By Ben Konuch
“May your coffee kick in before reality does”
“1899” is the newest mystery thriller from Baran bo Odar and Jantje Friese, the minds behind the German Netflix series “Dark.” One look at a trailer or any marketing images and you’ll see what I saw, that “1899” looks like a dark, mysterious, mind-bending thriller. While this is true on paper, watching “1899” went from excitement to intrigue to indifferent boredom as the script and the pacing lost any momentum its concept and fantastic actors gave it. It was full of twists and turns, but most of them were either obvious or waited too long to be revealed, leaving “1899” a frustration instead of a joy.
The concept of the series is simple yet ingenious. The passenger ship Kerberos traveling from England to New York reroutes its course when the captain believes he’s picked up a signal from another passenger ship that disappeared months prior, the Prometheus. The ship is found, but when it is boarded and searched, all passengers and signs of life have disappeared save for one – a silent boy holding a mysterious artifact. As the captain, played by Andreas Pietschmann, refuses to leave the Prometheus behind and the journey resumes with it in tow, unexplainable and increasingly disturbing events begin to take place and cause the passengers to begin to question the very nature of their reality.
One of the standouts of “1899” is its actors and characters. While it is a German production, the series features a multilingual cast as characters from all corners of Europe are present on the Kerberos, and actors from those respective countries have been hired to portray these characters. The different characters communicate in their native languages with English subtitles for us to understand, but it gives weight to moments in the story when some characters don’t understand what’s happening or others are needed to translate. It’s a nice touch to have that element of historical realism and it aids the dynamics between characters immensely as characters tend to have their smaller storylines grouped together, such as the Danish immigrants and the first sparks of mutiny, the French honeymooners Lucien and Clemence and the mysterious French stowaway Jerome or Angel and Ramone, the Spanish and Portuguese pair hiding their true nature.
Unfortunately, these characters and their fantastic performances are ultimately wasted by a script that throws pacing overboard. I enjoy slow-burn television, and while many of my friends complained that the new Star Wars show “Andor” was boring, I enjoyed its slower pacing and gradual plot developments because of how well it was written. “1899,” however, shows that there’s a difference between slow-burn and boring, and unfortunately, after the first two episodes, “1899” takes its narrative and walks in circles. Very little actual development takes place, with the plot moving forward at a snail’s pace.

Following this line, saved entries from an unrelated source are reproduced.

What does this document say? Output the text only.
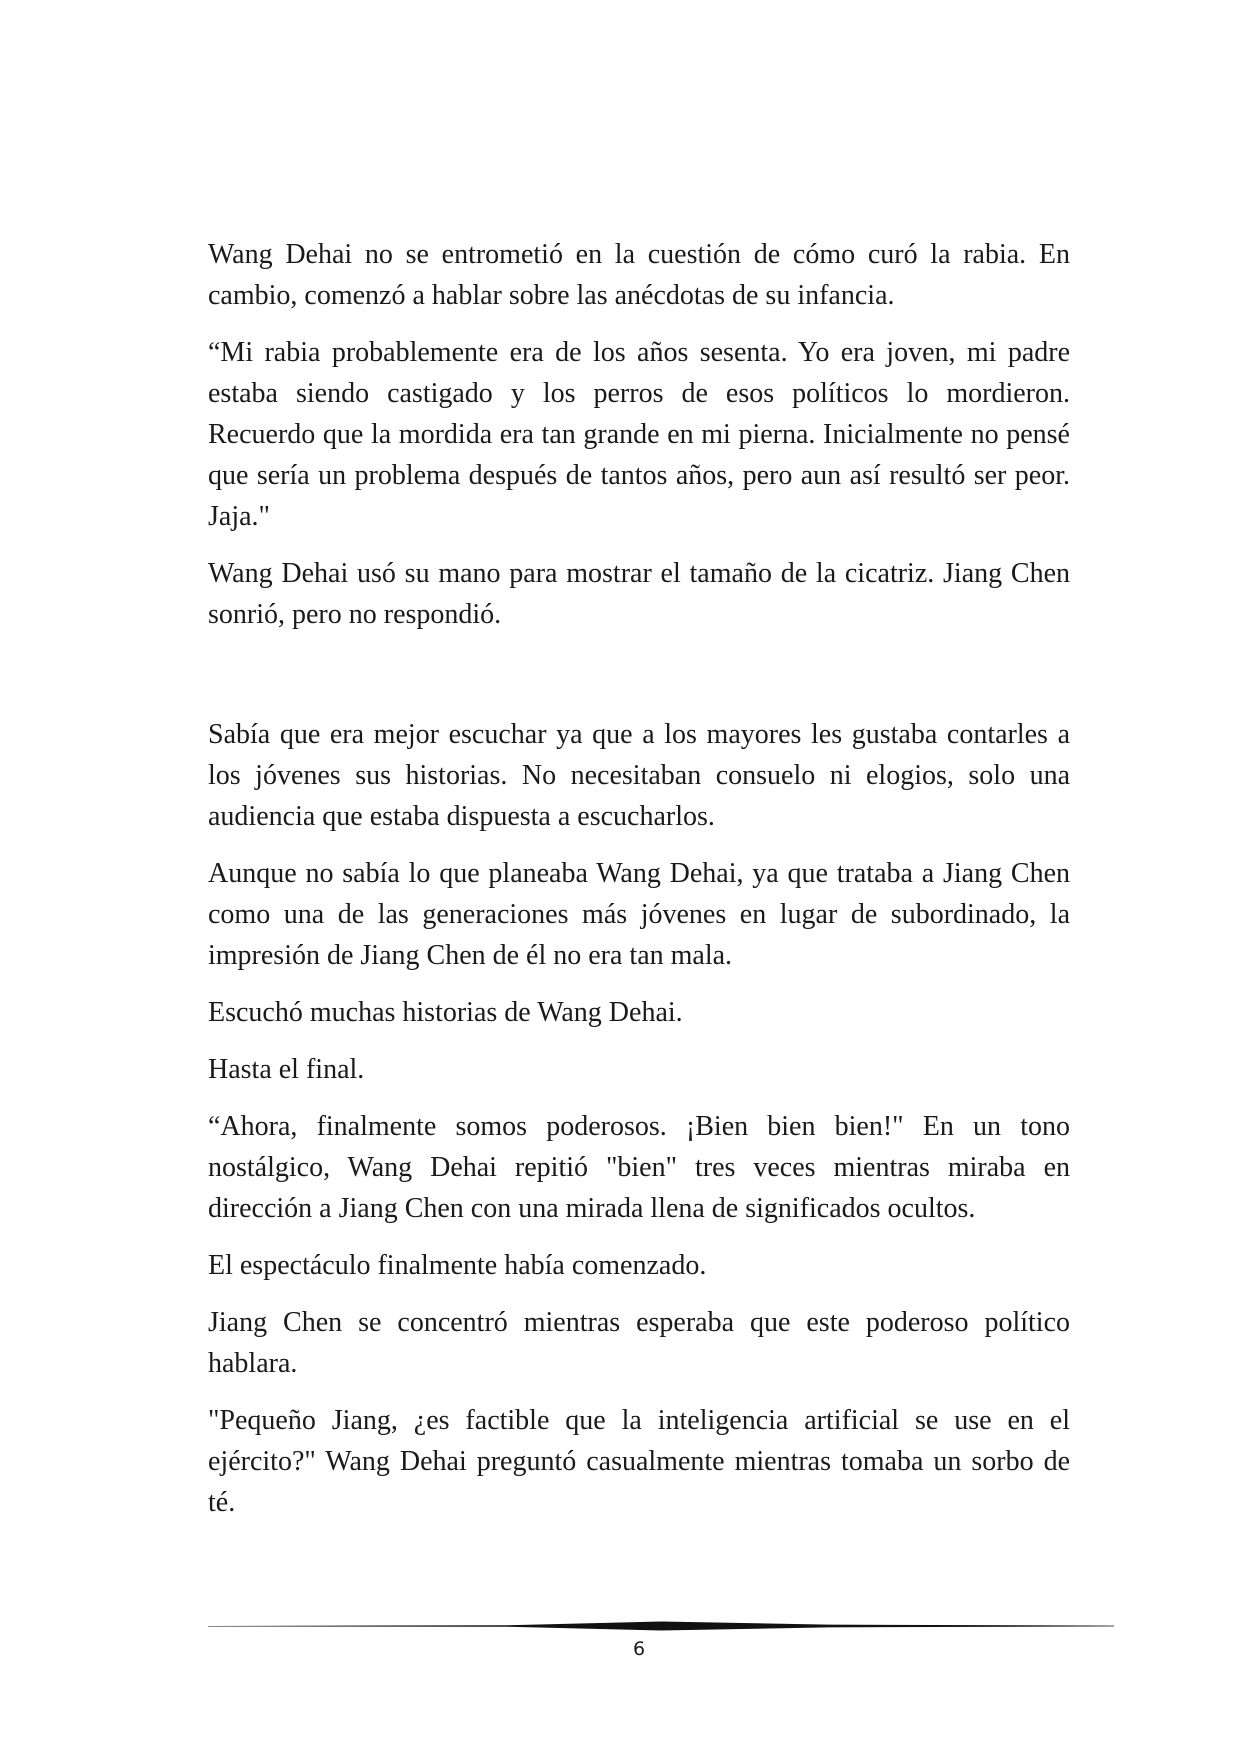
Wang Dehai no se entrometió en la cuestión de cómo curó la rabia. En cambio, comenzó a hablar sobre las anécdotas de su infancia.

“Mi rabia probablemente era de los años sesenta. Yo era joven, mi padre estaba siendo castigado y los perros de esos políticos lo mordieron. Recuerdo que la mordida era tan grande en mi pierna. Inicialmente no pensé que sería un problema después de tantos años, pero aun así resultó ser peor. Jaja."

Wang Dehai usó su mano para mostrar el tamaño de la cicatriz. Jiang Chen sonrió, pero no respondió.

Sabía que era mejor escuchar ya que a los mayores les gustaba contarles a los jóvenes sus historias. No necesitaban consuelo ni elogios, solo una audiencia que estaba dispuesta a escucharlos.

Aunque no sabía lo que planeaba Wang Dehai, ya que trataba a Jiang Chen como una de las generaciones más jóvenes en lugar de subordinado, la impresión de Jiang Chen de él no era tan mala.

Escuchó muchas historias de Wang Dehai.

Hasta el final.

“Ahora, finalmente somos poderosos. ¡Bien bien bien!" En un tono nostálgico, Wang Dehai repitió "bien" tres veces mientras miraba en dirección a Jiang Chen con una mirada llena de significados ocultos.

El espectáculo finalmente había comenzado.

Jiang Chen se concentró mientras esperaba que este poderoso político hablara.

"Pequeño Jiang, ¿es factible que la inteligencia artificial se use en el ejército?" Wang Dehai preguntó casualmente mientras tomaba un sorbo de té.

6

Episodes more frequently entail something relatively unsettling happening, and then characters taking a very long time to talk about philosophical or moral ideas, followed by characters walking around the ship or investigating something, which would once again be followed immediately by characters having long and drawn out conversations about high concept ideas and their pasts. This was the other fatal flaw of “1899,” in that it gave so many characters plotlines and backstories that don’t go anywhere. While they could be considered essential for understanding motivations, the writers could have had a similar effect without taking as much time in presenting these backstories. In the way that the number of characters struggle with their own problems and plotlines that don’t ever advance the main plot and serve little purpose, the actual story of “1899” gets left behind in the dust.
This is regrettable, as the main concept behind “1899” and the series’ central mystery are extremely intriguing. Unfortunately, around the halfway point it feels as though the series doesn’t respect your time as a viewer. Some characters and their pasts as well as how they interact with the plot are extremely well handled, such as the captain Eyk, the English doctor Maura and the mysterious stranger Daniel who seemingly came from the Prometheus. Other characters don’t necessarily add to the plot but their arcs are interesting, such as the French couple and the stowaway Jerome. If “1899” only had these side plots I wouldn’t mind, but the series is overstuffed. It takes too long on characters who have no real impact while it neglects its central mystery. A mind-bending mystery about supernatural events happening on a ship lost at sea shouldn’t feel boring, but it does.
The series also leaves so many things unresolved and unexplained, but that could be somewhat justified considering the cliffhanger at the end of the final episode teasing more seasons. That being said, there is enough left unexplained from the last eight hours that made me feel cheated. I don’t need full explanations, I just need some kind of explanations about events and characters that don’t make me feel like I wasted my time. The final twist about what the Prometheus really is and the nature of reality were genuinely fantastic, as well as what it would mean for future seasons. Unfortunately, despite decent reviews and high viewer numbers, Netflix made the move to cancel “1899,” which means nothing will ever be explained. Not only does this make the series feel like a complete waste of time, but also a waste of potential.
While I believed “1899” had many flaws, it had the key elements of a masterpiece buried under overabundance, lack of explanations and abysmal pacing. I believe it had the potential to excel in future seasons, and the fact that we’ll never get to see that makes “1899” all the more of a tragedy.
I give “1899” a 5/10
“1899” is now available to stream on Netflix
Ben Konuch is a sophomore Strategic Communication student and an A&E writer for Cedars. He enjoys getting sucked into good stories, playing video games and hanging out with crazy MuKappa friends.